Channels and Schedules
agent/channels/ lets you wire up inbound messages from Slack, Discord, or HTTP without writing the plumbing yourself. agent/schedules/ gives you cron jobs as TypeScript files:
// agent/schedules/daily_visa_digest.ts
export default {
cron: "0 8 * * *",
async run(agent) {
const news = await agent.run("Summarise any visa policy changes from the last 24 hours.");
await agent.channel("slack").send(news);
},
};
Compared to the GitHub Actions cron + bash script pattern I've been using, this is much cleaner to reason about.
What I'd build with this
1. A visa tracker agent — instructions.md scoped to Australian immigration policy, tools for scraping the DOHA processing times page and the Migration Amendment Gazette, a daily schedule that pushes a digest to a Slack channel. The file-per-tool structure means adding a new data source is one file, not a hunt through a 400-line route handler.
2. A resume review agent with Slack intake — channels/slack.ts accepts a file upload, tools/parse_resume.ts extracts structured data, tools/score_against_role.ts compares it to a job description. The channel-based intake makes it trivially embeddable in any team Slack workspace.

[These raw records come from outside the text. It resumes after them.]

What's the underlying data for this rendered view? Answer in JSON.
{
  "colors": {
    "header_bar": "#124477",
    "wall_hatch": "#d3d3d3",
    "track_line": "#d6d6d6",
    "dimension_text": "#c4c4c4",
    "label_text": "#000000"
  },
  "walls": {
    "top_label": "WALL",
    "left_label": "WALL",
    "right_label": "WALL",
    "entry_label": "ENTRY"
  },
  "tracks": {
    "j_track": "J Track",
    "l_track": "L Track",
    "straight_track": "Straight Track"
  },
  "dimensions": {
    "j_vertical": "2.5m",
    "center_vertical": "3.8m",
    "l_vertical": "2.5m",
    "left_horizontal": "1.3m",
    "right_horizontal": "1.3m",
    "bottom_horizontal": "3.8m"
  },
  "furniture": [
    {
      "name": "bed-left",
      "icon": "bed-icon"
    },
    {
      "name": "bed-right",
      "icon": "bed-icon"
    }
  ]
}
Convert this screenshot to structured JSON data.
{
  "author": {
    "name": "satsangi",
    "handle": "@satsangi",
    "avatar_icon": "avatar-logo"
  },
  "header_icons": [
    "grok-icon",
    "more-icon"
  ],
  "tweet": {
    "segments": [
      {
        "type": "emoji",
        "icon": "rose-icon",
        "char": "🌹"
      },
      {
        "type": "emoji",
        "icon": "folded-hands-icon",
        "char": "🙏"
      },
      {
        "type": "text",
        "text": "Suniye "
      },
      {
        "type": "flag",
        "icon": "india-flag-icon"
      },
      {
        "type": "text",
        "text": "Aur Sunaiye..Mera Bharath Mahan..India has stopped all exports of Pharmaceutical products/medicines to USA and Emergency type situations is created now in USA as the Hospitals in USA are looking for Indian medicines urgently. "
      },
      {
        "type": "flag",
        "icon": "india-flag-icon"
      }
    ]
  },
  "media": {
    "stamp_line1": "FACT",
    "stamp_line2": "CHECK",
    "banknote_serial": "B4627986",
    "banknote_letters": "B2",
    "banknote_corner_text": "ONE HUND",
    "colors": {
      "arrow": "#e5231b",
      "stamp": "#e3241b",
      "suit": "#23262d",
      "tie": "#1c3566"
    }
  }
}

3. A local developer CLI agent — instructions.md gives it context about a specific codebase (tech stack, conventions, forbidden patterns), tools for running tests and reading files, a human-in-the-loop prompt before any write operation. eve includes its full docs in node_modules/eve/docs so your coding agent can actually read the framework docs — that's a nice touch.
My take
The framework-of-the-week problem is real, but this one is solving an actual friction point. The thing I keep running into with agent code is that it gets opaque fast — the system prompt, tools, and runtime logic all colocated in one file or scattered across unrelated modules. eve's filesystem layout makes an agent auditable at a glance.
It's five days old (created 2026-06-16) so I'd be cautious putting it in front of production traffic right now. But for internal tools and prototypes it's immediately useful. I'm going to wire it up for a job alert agent this weekend — will post about how that goes.